(Brandon Baker showing off the lightning-induced holes in his head.) Credit: Brandon Baker
During storm season, you don’t have to be on a mountaintop — or even outside — to be struck by lightning. But even if you take most of the right precautions in a thunderstorm, it still might not be enough.
That’s a lesson Brandon Baker learned the hard way.
Baker, a 31-year-old science major, got zapped when lightning struck the peak he was climbing in the Colorado Rockies. It left him with two one-to-two-inch holes in his head, burns all over his body and loss of full use of his legs. For the first few weeks he had to lean back in order to feel like he was standing up.
“I was playing with fire. Being up there that late in the day was not the best idea. The later in the day, the greater the risk,” Baker said.
Baker split off from the group he was hiking with, wisely telling them where he was going. When he reached the summit, the sky was clear. But then Baker saw an ominous-looking cloud rapidly rolling over the mountain.
“The air started getting staticky; it felt like someone had rubbed a balloon on my head in the middle of winter. So I decided that walking through an electrical field being the tallest thing on the top of the tallest thing was not a good idea,” Baker said.
He quickly ducked under a rock ridge and hoped for the best. He saw a few flashes, and the next thing he knew, it was 7:30 the following morning.
Thanks to his six-week rehabilitation regimen, Baker can now move about using a wheelchair and a walker. That has allowed him to head back to two fall classes, but he still tires easily and has a hard time balancing because his toes still tingle. Baker hasn’t had any memory loss or slurred speech.
Tim Samaras, an engineer and lightning expert for Discovery Channel’s show “Storm Chasers,” confirms Baker was lucky.
“People don’t usually survive because it severely disrupts the system needed to keep the heart beating,” he said.
Samaras also agrees Baker shouldn’t have been hiking a mountain peak in the afternoon. Still, he commends Baker for hunkering down under a low-lying rock ledge.
“What he did may have saved his life. If he was out in the open and took a direct strike, that would have been the end of him,” Samaras said.

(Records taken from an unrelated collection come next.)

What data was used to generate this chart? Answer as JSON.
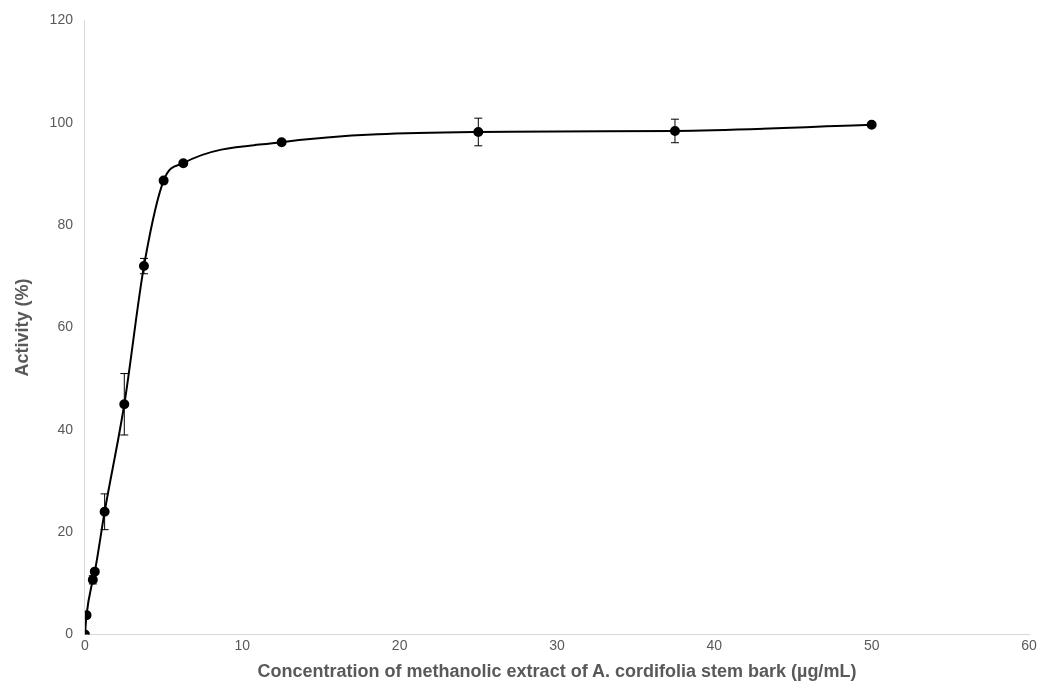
{
  "chart_data": {
    "type": "line",
    "xlabel": "Concentration of methanolic extract of A. cordifolia stem bark (µg/mL)",
    "ylabel": "Activity (%)",
    "x": [
      0,
      0.1,
      0.5,
      0.625,
      1.25,
      2.5,
      3.75,
      5,
      6.25,
      12.5,
      25,
      37.5,
      50
    ],
    "series": [
      {
        "color": "#000000",
        "values": [
          0,
          3.8,
          10.7,
          12.3,
          24,
          45,
          72,
          88.7,
          92.1,
          96.2,
          98.2,
          98.4,
          99.6
        ],
        "errors": [
          null,
          null,
          0.8,
          null,
          3.5,
          6,
          1.5,
          null,
          null,
          null,
          2.7,
          2.3,
          null
        ]
      }
    ],
    "xlim": [
      0,
      60
    ],
    "xticks": [
      0,
      10,
      20,
      30,
      40,
      50,
      60
    ],
    "ylim": [
      0,
      120
    ],
    "yticks": [
      0,
      20,
      40,
      60,
      80,
      100,
      120
    ],
    "grid": false,
    "legend": false,
    "marker": "circle",
    "line_style": "solid"
  }
}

He suspects Baker was electrocuted by a cloud-to-ground bolt that traveled up to where he was laying.
Even if you take refuge in a house, stay away from the windows.

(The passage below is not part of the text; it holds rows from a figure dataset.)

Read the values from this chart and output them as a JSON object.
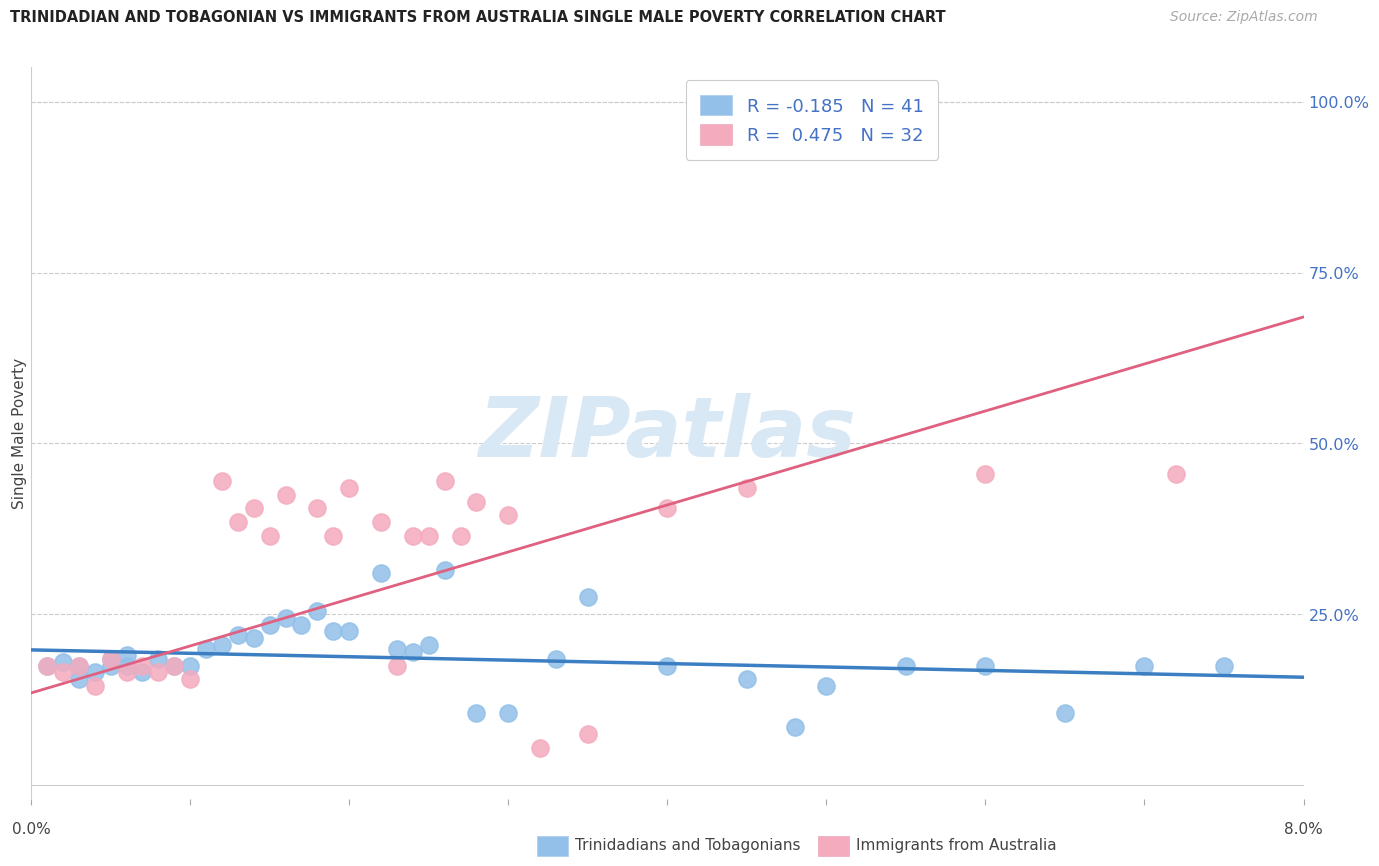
{
  "title": "TRINIDADIAN AND TOBAGONIAN VS IMMIGRANTS FROM AUSTRALIA SINGLE MALE POVERTY CORRELATION CHART",
  "source": "Source: ZipAtlas.com",
  "ylabel": "Single Male Poverty",
  "legend_blue_r": "-0.185",
  "legend_blue_n": "41",
  "legend_pink_r": "0.475",
  "legend_pink_n": "32",
  "legend_blue_label": "Trinidadians and Tobagonians",
  "legend_pink_label": "Immigrants from Australia",
  "blue_color": "#92C0E8",
  "pink_color": "#F4ABBE",
  "blue_line_color": "#3B7EC2",
  "pink_line_color": "#E06080",
  "text_blue_color": "#4472C4",
  "background_color": "#FFFFFF",
  "grid_color": "#CCCCCC",
  "watermark_color": "#D8E8F5",
  "blue_points_x": [
    0.001,
    0.002,
    0.003,
    0.003,
    0.004,
    0.005,
    0.005,
    0.006,
    0.006,
    0.007,
    0.008,
    0.009,
    0.01,
    0.011,
    0.012,
    0.013,
    0.014,
    0.015,
    0.016,
    0.017,
    0.018,
    0.019,
    0.02,
    0.022,
    0.023,
    0.024,
    0.025,
    0.026,
    0.028,
    0.03,
    0.033,
    0.035,
    0.04,
    0.045,
    0.048,
    0.05,
    0.055,
    0.06,
    0.065,
    0.07,
    0.075
  ],
  "blue_points_y": [
    0.175,
    0.18,
    0.155,
    0.175,
    0.165,
    0.175,
    0.185,
    0.175,
    0.19,
    0.165,
    0.185,
    0.175,
    0.175,
    0.2,
    0.205,
    0.22,
    0.215,
    0.235,
    0.245,
    0.235,
    0.255,
    0.225,
    0.225,
    0.31,
    0.2,
    0.195,
    0.205,
    0.315,
    0.105,
    0.105,
    0.185,
    0.275,
    0.175,
    0.155,
    0.085,
    0.145,
    0.175,
    0.175,
    0.105,
    0.175,
    0.175
  ],
  "pink_points_x": [
    0.001,
    0.002,
    0.003,
    0.004,
    0.005,
    0.006,
    0.007,
    0.008,
    0.009,
    0.01,
    0.012,
    0.013,
    0.014,
    0.015,
    0.016,
    0.018,
    0.019,
    0.02,
    0.022,
    0.023,
    0.024,
    0.025,
    0.026,
    0.027,
    0.028,
    0.03,
    0.032,
    0.035,
    0.04,
    0.045,
    0.06,
    0.072
  ],
  "pink_points_y": [
    0.175,
    0.165,
    0.175,
    0.145,
    0.185,
    0.165,
    0.175,
    0.165,
    0.175,
    0.155,
    0.445,
    0.385,
    0.405,
    0.365,
    0.425,
    0.405,
    0.365,
    0.435,
    0.385,
    0.175,
    0.365,
    0.365,
    0.445,
    0.365,
    0.415,
    0.395,
    0.055,
    0.075,
    0.405,
    0.435,
    0.455,
    0.455
  ],
  "xlim": [
    0.0,
    0.08
  ],
  "ylim": [
    -0.02,
    1.05
  ],
  "right_ytick_vals": [
    0.25,
    0.5,
    0.75,
    1.0
  ],
  "right_ytick_labels": [
    "25.0%",
    "50.0%",
    "75.0%",
    "100.0%"
  ],
  "blue_trend": [
    0.0,
    0.08,
    0.198,
    0.158
  ],
  "pink_trend": [
    0.0,
    0.08,
    0.135,
    0.685
  ]
}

“Glass is a pretty darn good insulator, but air is as well. If Mother Nature creates a lightning strike through several thousand feet of air, it’s not going to stop through a quarter-inch window pane,” Samaras explained.
While you’re in the house, mind the physical contact you have with certain elements.

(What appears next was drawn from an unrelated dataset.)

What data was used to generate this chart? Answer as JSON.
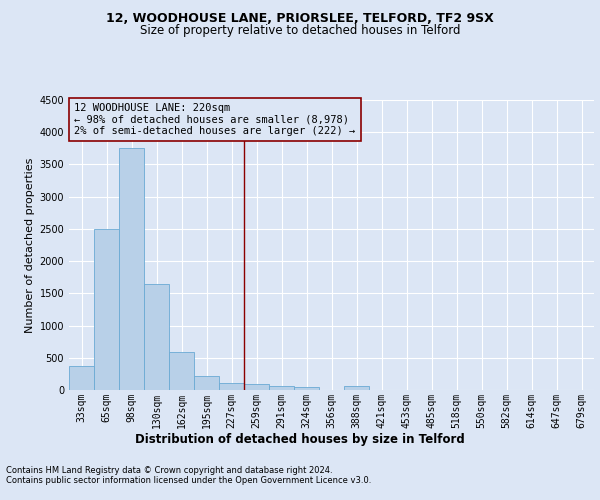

“Water is a lot better conductor than air,” said Samaras. Since plumbing is metal, you shouldn’t be splishing and splashing in your tub, shower or sink.
A landline, if indeed you still own one, can also serve as an electrical conductor, as can other electrical appliances. If you use your cell phone, leave it unplugged.
If you can’t get to a house, hide in a car. Yes, lightning can strike a motor vehicle. Don’t touch any metal or play with appliances plugged in into the battery charger.
“Cars aren’t safe because of rubber tires; they’re safe because lightning travels on the outside of them. The vehicle acts as a Faraday cage, a metal capsule,” Samaras said, adding that four inches or rubber are no match for a high-voltage charge.
If you hear thunder coming from eight to 10 miles away, it’s time to seek shelter. No matter how far away you hear those thunderclaps, don’t go mountain climbing in the afternoon.
Baker says that’s the kind of lesson he’ll share when he obtains his degree and starts teaching high school.
“Basically it gives me bragging rights to say I got struck by lightning so you should listen because I’m a science teacher,” Baker said.